La medianoche del 14 de mayo, vísperas de San Isidro, Torrecampo revive cada año una ancestral tradición, de origen desconocido e incierto que ha llegado pura hasta nuestros días. Desaparecida la Hermandad de Labradores en los 60, la Cámara Agraria Local costeaba la verbena y fuegos artificiales.

Tras esa situación, el Ayuntamiento, vecinos y colectivos mantienen viva esta singular fiesta.

Antiguamente las muñecas eran quemadas individualmente en las puertas de los vecinos, en cada calle, aprovechando para arrojar al fuego cuantos objetos y utensilios inservibles ocupaban espacio en las cámaras de las casas, lo que en Torrecampo llaman ‘zendales’. Encendido el fuego, las muñecas se ataban de acera a acera y eran volteadas hasta que prendían llama, cumpliendo así su condena por alcahuetas.

En la actualidad la festividad de la Muñecas de San Isidro en Torrecampo se celebra con una animada verbena con la exposición de decenas de muñecas confeccionadas por vecinos y colectivos; muñecas que previamente han sido paseadas por las calles del pueblo, cantando aquello de: Las muñecas de San Isidro, las quemaron por alcahuetas.




A medianoche todas las muñecas arden conjuntamente, de forma efímera y mágica en una especie de ejecución colectiva.
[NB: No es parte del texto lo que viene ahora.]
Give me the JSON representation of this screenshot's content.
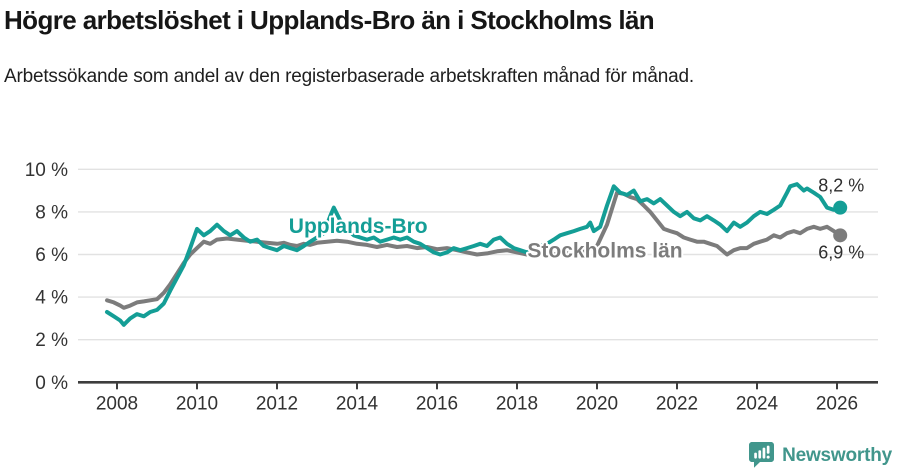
{
  "header": {
    "title": "Högre arbetslöshet i Upplands-Bro än i Stockholms län",
    "subtitle": "Arbetssökande som andel av den registerbaserade arbetskraften månad för månad."
  },
  "footer": {
    "brand": "Newsworthy",
    "brand_color": "#41968c"
  },
  "chart_data": {
    "type": "line",
    "unit": "%",
    "grid": true,
    "legend_position": "inline-labels",
    "xlim": [
      2007.1,
      2027.0
    ],
    "ylim": [
      0,
      10
    ],
    "grid_color": "#e2e2e2",
    "axis_color": "#3d3d3d",
    "tick_label_color": "#333333",
    "end_label_color": "#2e2e2e",
    "y_ticks": [
      {
        "value": 0,
        "label": "0 %"
      },
      {
        "value": 2,
        "label": "2 %"
      },
      {
        "value": 4,
        "label": "4 %"
      },
      {
        "value": 6,
        "label": "6 %"
      },
      {
        "value": 8,
        "label": "8 %"
      },
      {
        "value": 10,
        "label": "10 %"
      }
    ],
    "x_ticks": [
      {
        "value": 2008,
        "label": "2008"
      },
      {
        "value": 2010,
        "label": "2010"
      },
      {
        "value": 2012,
        "label": "2012"
      },
      {
        "value": 2014,
        "label": "2014"
      },
      {
        "value": 2016,
        "label": "2016"
      },
      {
        "value": 2018,
        "label": "2018"
      },
      {
        "value": 2020,
        "label": "2020"
      },
      {
        "value": 2022,
        "label": "2022"
      },
      {
        "value": 2024,
        "label": "2024"
      },
      {
        "value": 2026,
        "label": "2026"
      }
    ],
    "series": [
      {
        "name": "Upplands-Bro",
        "color": "#149e96",
        "end_label": "8,2 %",
        "end_value": 8.2,
        "label_anchor": {
          "x": 2014.03,
          "y": 7.0
        },
        "points": [
          [
            2007.75,
            3.3
          ],
          [
            2007.92,
            3.1
          ],
          [
            2008.08,
            2.9
          ],
          [
            2008.17,
            2.7
          ],
          [
            2008.33,
            3.0
          ],
          [
            2008.5,
            3.2
          ],
          [
            2008.67,
            3.1
          ],
          [
            2008.83,
            3.3
          ],
          [
            2009.0,
            3.4
          ],
          [
            2009.17,
            3.7
          ],
          [
            2009.33,
            4.3
          ],
          [
            2009.5,
            4.9
          ],
          [
            2009.67,
            5.5
          ],
          [
            2009.83,
            6.3
          ],
          [
            2010.0,
            7.2
          ],
          [
            2010.17,
            6.9
          ],
          [
            2010.33,
            7.1
          ],
          [
            2010.5,
            7.4
          ],
          [
            2010.67,
            7.1
          ],
          [
            2010.83,
            6.9
          ],
          [
            2011.0,
            7.1
          ],
          [
            2011.17,
            6.8
          ],
          [
            2011.33,
            6.6
          ],
          [
            2011.5,
            6.7
          ],
          [
            2011.67,
            6.4
          ],
          [
            2011.83,
            6.3
          ],
          [
            2012.0,
            6.2
          ],
          [
            2012.17,
            6.4
          ],
          [
            2012.33,
            6.3
          ],
          [
            2012.5,
            6.2
          ],
          [
            2012.67,
            6.4
          ],
          [
            2012.83,
            6.6
          ],
          [
            2013.0,
            6.8
          ],
          [
            2013.17,
            7.0
          ],
          [
            2013.33,
            7.8
          ],
          [
            2013.42,
            8.2
          ],
          [
            2013.58,
            7.6
          ],
          [
            2013.75,
            7.2
          ],
          [
            2013.92,
            6.9
          ],
          [
            2014.08,
            6.8
          ],
          [
            2014.25,
            6.7
          ],
          [
            2014.42,
            6.8
          ],
          [
            2014.58,
            6.6
          ],
          [
            2014.75,
            6.7
          ],
          [
            2014.92,
            6.8
          ],
          [
            2015.08,
            6.7
          ],
          [
            2015.25,
            6.8
          ],
          [
            2015.42,
            6.6
          ],
          [
            2015.58,
            6.5
          ],
          [
            2015.75,
            6.3
          ],
          [
            2015.92,
            6.1
          ],
          [
            2016.08,
            6.0
          ],
          [
            2016.25,
            6.1
          ],
          [
            2016.42,
            6.3
          ],
          [
            2016.58,
            6.2
          ],
          [
            2016.75,
            6.3
          ],
          [
            2016.92,
            6.4
          ],
          [
            2017.08,
            6.5
          ],
          [
            2017.25,
            6.4
          ],
          [
            2017.42,
            6.7
          ],
          [
            2017.58,
            6.8
          ],
          [
            2017.75,
            6.5
          ],
          [
            2017.92,
            6.3
          ],
          [
            2018.08,
            6.2
          ],
          [
            2018.25,
            6.1
          ],
          [
            2018.42,
            6.2
          ],
          [
            2018.58,
            6.4
          ],
          [
            2018.75,
            6.5
          ],
          [
            2018.92,
            6.7
          ],
          [
            2019.08,
            6.9
          ],
          [
            2019.25,
            7.0
          ],
          [
            2019.42,
            7.1
          ],
          [
            2019.58,
            7.2
          ],
          [
            2019.75,
            7.3
          ],
          [
            2019.83,
            7.5
          ],
          [
            2019.92,
            7.1
          ],
          [
            2020.08,
            7.3
          ],
          [
            2020.25,
            8.3
          ],
          [
            2020.42,
            9.2
          ],
          [
            2020.58,
            8.9
          ],
          [
            2020.75,
            8.8
          ],
          [
            2020.92,
            9.0
          ],
          [
            2021.08,
            8.5
          ],
          [
            2021.25,
            8.6
          ],
          [
            2021.42,
            8.4
          ],
          [
            2021.58,
            8.6
          ],
          [
            2021.75,
            8.3
          ],
          [
            2021.92,
            8.0
          ],
          [
            2022.08,
            7.8
          ],
          [
            2022.25,
            8.0
          ],
          [
            2022.42,
            7.7
          ],
          [
            2022.58,
            7.6
          ],
          [
            2022.75,
            7.8
          ],
          [
            2022.92,
            7.6
          ],
          [
            2023.08,
            7.4
          ],
          [
            2023.25,
            7.1
          ],
          [
            2023.42,
            7.5
          ],
          [
            2023.58,
            7.3
          ],
          [
            2023.75,
            7.5
          ],
          [
            2023.92,
            7.8
          ],
          [
            2024.08,
            8.0
          ],
          [
            2024.25,
            7.9
          ],
          [
            2024.42,
            8.1
          ],
          [
            2024.58,
            8.3
          ],
          [
            2024.75,
            8.9
          ],
          [
            2024.83,
            9.2
          ],
          [
            2025.0,
            9.3
          ],
          [
            2025.17,
            9.0
          ],
          [
            2025.25,
            9.1
          ],
          [
            2025.42,
            8.9
          ],
          [
            2025.58,
            8.7
          ],
          [
            2025.75,
            8.2
          ],
          [
            2025.92,
            8.1
          ],
          [
            2026.08,
            8.2
          ]
        ]
      },
      {
        "name": "Stockholms län",
        "color": "#7c7c7c",
        "end_label": "6,9 %",
        "end_value": 6.9,
        "label_anchor": {
          "x": 2020.2,
          "y": 5.85
        },
        "points": [
          [
            2007.75,
            3.85
          ],
          [
            2007.92,
            3.75
          ],
          [
            2008.08,
            3.6
          ],
          [
            2008.17,
            3.5
          ],
          [
            2008.33,
            3.6
          ],
          [
            2008.5,
            3.75
          ],
          [
            2008.67,
            3.8
          ],
          [
            2008.83,
            3.85
          ],
          [
            2009.0,
            3.9
          ],
          [
            2009.17,
            4.2
          ],
          [
            2009.33,
            4.6
          ],
          [
            2009.5,
            5.1
          ],
          [
            2009.67,
            5.6
          ],
          [
            2009.83,
            6.0
          ],
          [
            2010.0,
            6.3
          ],
          [
            2010.17,
            6.6
          ],
          [
            2010.33,
            6.5
          ],
          [
            2010.5,
            6.7
          ],
          [
            2010.75,
            6.75
          ],
          [
            2011.0,
            6.7
          ],
          [
            2011.25,
            6.65
          ],
          [
            2011.5,
            6.6
          ],
          [
            2011.75,
            6.55
          ],
          [
            2012.0,
            6.5
          ],
          [
            2012.17,
            6.55
          ],
          [
            2012.33,
            6.45
          ],
          [
            2012.5,
            6.4
          ],
          [
            2012.67,
            6.5
          ],
          [
            2012.83,
            6.45
          ],
          [
            2013.0,
            6.55
          ],
          [
            2013.25,
            6.6
          ],
          [
            2013.5,
            6.65
          ],
          [
            2013.75,
            6.6
          ],
          [
            2014.0,
            6.5
          ],
          [
            2014.25,
            6.45
          ],
          [
            2014.5,
            6.35
          ],
          [
            2014.75,
            6.45
          ],
          [
            2015.0,
            6.35
          ],
          [
            2015.25,
            6.4
          ],
          [
            2015.5,
            6.3
          ],
          [
            2015.75,
            6.35
          ],
          [
            2016.0,
            6.25
          ],
          [
            2016.25,
            6.3
          ],
          [
            2016.5,
            6.2
          ],
          [
            2016.75,
            6.1
          ],
          [
            2017.0,
            6.0
          ],
          [
            2017.25,
            6.05
          ],
          [
            2017.5,
            6.15
          ],
          [
            2017.75,
            6.2
          ],
          [
            2018.0,
            6.1
          ],
          [
            2018.25,
            6.0
          ],
          [
            2018.5,
            6.0
          ],
          [
            2018.75,
            6.05
          ],
          [
            2019.0,
            6.0
          ],
          [
            2019.25,
            6.05
          ],
          [
            2019.5,
            6.1
          ],
          [
            2019.75,
            6.2
          ],
          [
            2020.0,
            6.4
          ],
          [
            2020.25,
            7.4
          ],
          [
            2020.5,
            8.9
          ],
          [
            2020.67,
            8.85
          ],
          [
            2020.83,
            8.7
          ],
          [
            2021.0,
            8.6
          ],
          [
            2021.17,
            8.3
          ],
          [
            2021.33,
            8.0
          ],
          [
            2021.5,
            7.6
          ],
          [
            2021.67,
            7.2
          ],
          [
            2021.83,
            7.1
          ],
          [
            2022.0,
            7.0
          ],
          [
            2022.17,
            6.8
          ],
          [
            2022.33,
            6.7
          ],
          [
            2022.5,
            6.6
          ],
          [
            2022.67,
            6.6
          ],
          [
            2022.83,
            6.5
          ],
          [
            2023.0,
            6.4
          ],
          [
            2023.25,
            6.0
          ],
          [
            2023.42,
            6.2
          ],
          [
            2023.58,
            6.3
          ],
          [
            2023.75,
            6.3
          ],
          [
            2023.92,
            6.5
          ],
          [
            2024.08,
            6.6
          ],
          [
            2024.25,
            6.7
          ],
          [
            2024.42,
            6.9
          ],
          [
            2024.58,
            6.8
          ],
          [
            2024.75,
            7.0
          ],
          [
            2024.92,
            7.1
          ],
          [
            2025.08,
            7.0
          ],
          [
            2025.25,
            7.2
          ],
          [
            2025.42,
            7.3
          ],
          [
            2025.58,
            7.2
          ],
          [
            2025.75,
            7.3
          ],
          [
            2025.92,
            7.1
          ],
          [
            2026.08,
            6.9
          ]
        ]
      }
    ]
  }
}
Tras la quema sigue el ambiente de fiesta con orquesta y chocolate con churros. Al día siguiente, el patrón de los labradores procesionará por los alrededores de la Ermita de la Virgen de Gracia, donde durante la misa de le hace la tradicional ofrenda del trigo.

Cuenta la historia de San Isidro, que este labrador madrileño, jamás dejaba de asistir a la palabra de Dios. Tal era su devoción y beatitud que las mujeres del lugar lo criticaban diciendo que abandonaba su tierra de labor para asistir al Santo Oficio, y tan era así, añadían, que ellas mismas habían visto a la yunta de bueyes guiados por un Ángel arando los campos.
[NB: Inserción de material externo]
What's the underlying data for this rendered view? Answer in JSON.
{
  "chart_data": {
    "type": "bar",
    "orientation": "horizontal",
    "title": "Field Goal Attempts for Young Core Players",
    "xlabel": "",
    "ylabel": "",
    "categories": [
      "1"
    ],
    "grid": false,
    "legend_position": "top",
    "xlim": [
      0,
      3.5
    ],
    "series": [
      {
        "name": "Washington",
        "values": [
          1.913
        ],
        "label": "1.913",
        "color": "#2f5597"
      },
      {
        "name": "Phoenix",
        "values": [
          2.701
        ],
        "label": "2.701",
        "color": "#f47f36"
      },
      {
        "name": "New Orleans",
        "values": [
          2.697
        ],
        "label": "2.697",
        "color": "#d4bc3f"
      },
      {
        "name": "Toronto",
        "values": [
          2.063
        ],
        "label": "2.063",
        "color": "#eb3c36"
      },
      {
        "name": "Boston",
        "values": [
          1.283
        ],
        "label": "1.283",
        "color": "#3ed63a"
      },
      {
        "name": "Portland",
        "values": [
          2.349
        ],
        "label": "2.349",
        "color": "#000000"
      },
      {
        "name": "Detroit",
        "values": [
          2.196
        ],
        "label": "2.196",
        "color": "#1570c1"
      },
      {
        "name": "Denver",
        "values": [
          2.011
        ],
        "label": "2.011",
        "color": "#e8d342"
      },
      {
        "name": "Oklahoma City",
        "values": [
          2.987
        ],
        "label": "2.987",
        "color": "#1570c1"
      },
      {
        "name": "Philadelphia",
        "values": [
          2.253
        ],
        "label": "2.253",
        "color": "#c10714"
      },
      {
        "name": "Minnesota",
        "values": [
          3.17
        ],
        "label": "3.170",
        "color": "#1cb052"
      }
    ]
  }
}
De esta historia procede una de las tradiciones más arraigadas y de más auge en Torrecampo: Las Muñecas de San Isidro. Tales muñecas representan a aquéllas que criticaban al Santo labrador y por tal motivo dicen que reciben su castigo siendo arrojadas al fuego la noche del 14 de mayo.

La confección de las mismas se hace con mucho arte y materiales sencillos y fáciles de conseguir. El cábiro: estructura de madera en forma de cruz, que es el soporte para confeccionar la muñeca. Papel y/o trapos: para hacer el vestido de la muñeca y la cabeza. Sal: la cabeza se rellena con sal de modo que al arder “chisporrotea”.

Estos son los elementos esenciales, aunque actualmente se elaboran muñecas muy sofisticadas con pamelas, sombrillas, sombreros, largas melenas,....No obstante no se permite alterar la forma original de la muñeca. El sábado, 14 de mayo serán las fiestas populares en honor a San Isidro en Torrecampo, con el tradicional concurso de muñecas y la tradicional quema. Esta festividad es muy ancestral. Posiblemente emane de épocas de la Inquisición.